As American athletes head to Rio de Janeiro to represent their country in next month’s summer Olympics, Winslow’s Garrett Choate was in Canton, Ohio, hoping to represent the United States in a non-Olympic sport.

Choate, a 14-year-old about to enter his freshman year at Winslow High School, is one step away from playing in the International Bowl next year.

Last month, he was one of 200 kids selected for the USA Football National Development Games in Canton. From there, players will be selected to play for Team USA at the International Bowl in February at the home of the Dallas Cowboys, AT&T Stadium in Arlington, Texas.

More than 8,000 players from 27 camps scattered around the country tried out to advance to the national development games. Choate, who tried out last year but didn’t make the games, attended a regional camp in Boston. Players were separated into position groups and were evaluated based on their performance in practice drills, including the 40-yard dash and USA Football’s Heads Up Tackling techniques.

While last year’s experience helped make the camp a little less nerve-wracking this year, Choate wasn’t very happy with his performance.

“When I went down to Boston, I wasn’t expecting to be picked at all,” he said. “I felt off. I didn’t feel I did my true best.”


However, coaches at the tryout thought otherwise and sent the 5-foot-8 1/2, 184-pound lineman to Canton to compete for a spot on the 16-and-under team.

Choate, who has been playing football since fourth grade, used his experience at last year’s tryout as motivation to get better. He said he worked harder in practice during his Winslow Middle School season than he ever had before and joined the track team to improve his speed and quickness.

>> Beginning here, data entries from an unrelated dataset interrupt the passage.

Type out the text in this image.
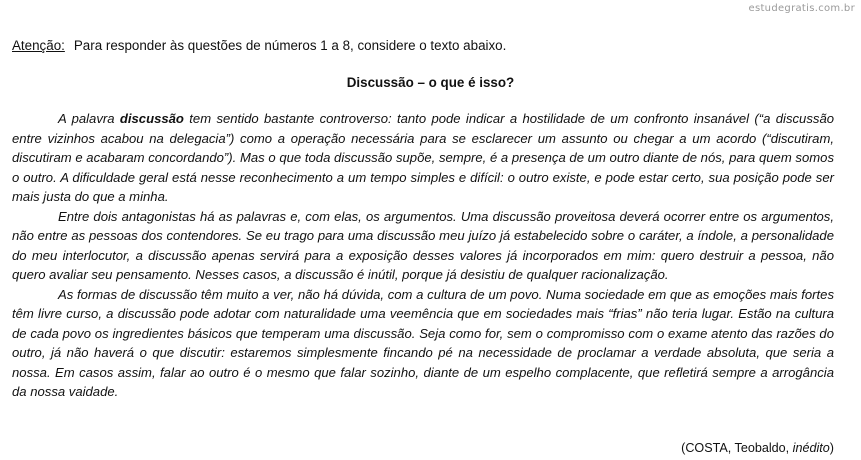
estudegratis.com.br
Atenção: Para responder às questões de números 1 a 8, considere o texto abaixo.
Discussão – o que é isso?

A palavra discussão tem sentido bastante controverso: tanto pode indicar a hostilidade de um confronto insanável (“a discussão entre vizinhos acabou na delegacia”) como a operação necessária para se esclarecer um assunto ou chegar a um acordo (“discutiram, discutiram e acabaram concordando”). Mas o que toda discussão supõe, sempre, é a presença de um outro diante de nós, para quem somos o outro. A dificuldade geral está nesse reconhecimento a um tempo simples e difícil: o outro existe, e pode estar certo, sua posição pode ser mais justa do que a minha.

Entre dois antagonistas há as palavras e, com elas, os argumentos. Uma discussão proveitosa deverá ocorrer entre os argumentos, não entre as pessoas dos contendores. Se eu trago para uma discussão meu juízo já estabelecido sobre o caráter, a índole, a personalidade do meu interlocutor, a discussão apenas servirá para a exposição desses valores já incorporados em mim: quero destruir a pessoa, não quero avaliar seu pensamento. Nesses casos, a discussão é inútil, porque já desistiu de qualquer racionalização.

As formas de discussão têm muito a ver, não há dúvida, com a cultura de um povo. Numa sociedade em que as emoções mais fortes têm livre curso, a discussão pode adotar com naturalidade uma veemência que em sociedades mais “frias” não teria lugar. Estão na cultura de cada povo os ingredientes básicos que temperam uma discussão. Seja como for, sem o compromisso com o exame atento das razões do outro, já não haverá o que discutir: estaremos simplesmente fincando pé na necessidade de proclamar a verdade absoluta, que seria a nossa. Em casos assim, falar ao outro é o mesmo que falar sozinho, diante de um espelho complacente, que refletirá sempre a arrogância da nossa vaidade.

(COSTA, Teobaldo, inédito)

He also attended a lineman academy run by former New England Patriot Max Lane to improve his technique. He also attended a football camp featuring current Patriots Bryan Stork, Duron Harmon and Justin Coleman.

Choate was one of the youngest players at the Canton camp, where he was evaluated, along with the rest of the prospects, by national team coaches. Camp started with practice on Tuesday morning and culminated with a game on Saturday.

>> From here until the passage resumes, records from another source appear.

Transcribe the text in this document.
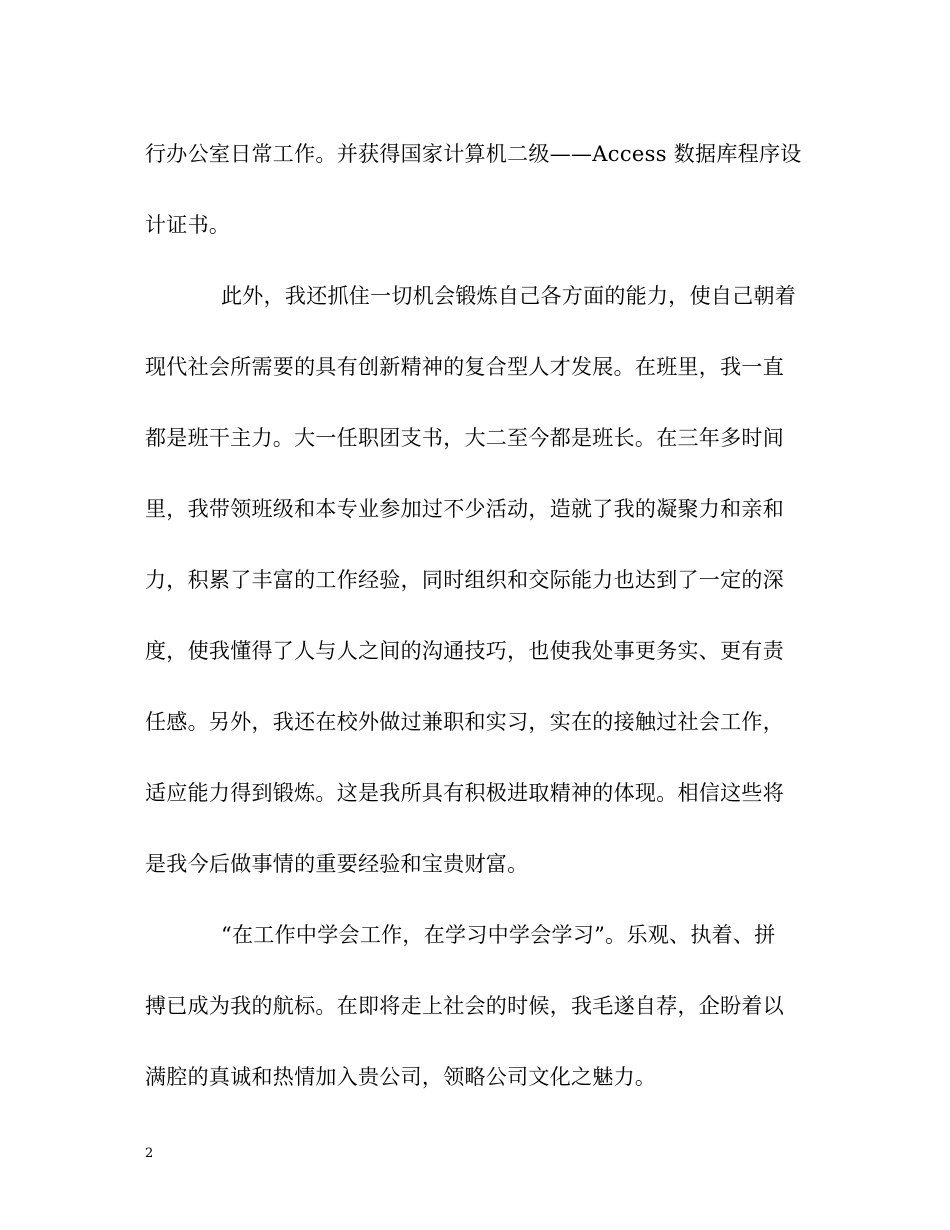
行办公室日常工作。并获得国家计算机二级——Access 数据库程序设
计证书。
此外，我还抓住一切机会锻炼自己各方面的能力，使自己朝着
现代社会所需要的具有创新精神的复合型人才发展。在班里，我一直
都是班干主力。大一任职团支书，大二至今都是班长。在三年多时间
里，我带领班级和本专业参加过不少活动，造就了我的凝聚力和亲和
力，积累了丰富的工作经验，同时组织和交际能力也达到了一定的深
度，使我懂得了人与人之间的沟通技巧，也使我处事更务实、更有责
任感。另外，我还在校外做过兼职和实习，实在的接触过社会工作，
适应能力得到锻炼。这是我所具有积极进取精神的体现。相信这些将
是我今后做事情的重要经验和宝贵财富。
“在工作中学会工作，在学习中学会学习”。乐观、执着、拼
搏已成为我的航标。在即将走上社会的时候，我毛遂自荐，企盼着以
满腔的真诚和热情加入贵公司，领略公司文化之魅力。
2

The ultimate goal is to don the red-white-and-blue uniform in February, but he said he’ll treat the experience like he has other camps and tryouts — as an opportunity to become a better football player.

“I know there will be 200 kids there and there are quite a few upperclassmen there that are going to be bigger and stronger than me,” he said. “So I’ll go there to work as hard as I can and give it 150 percent and take all of it in.


“If I make the team, that would be amazing. To be able to step on an NFL football field would be mind-blowing.”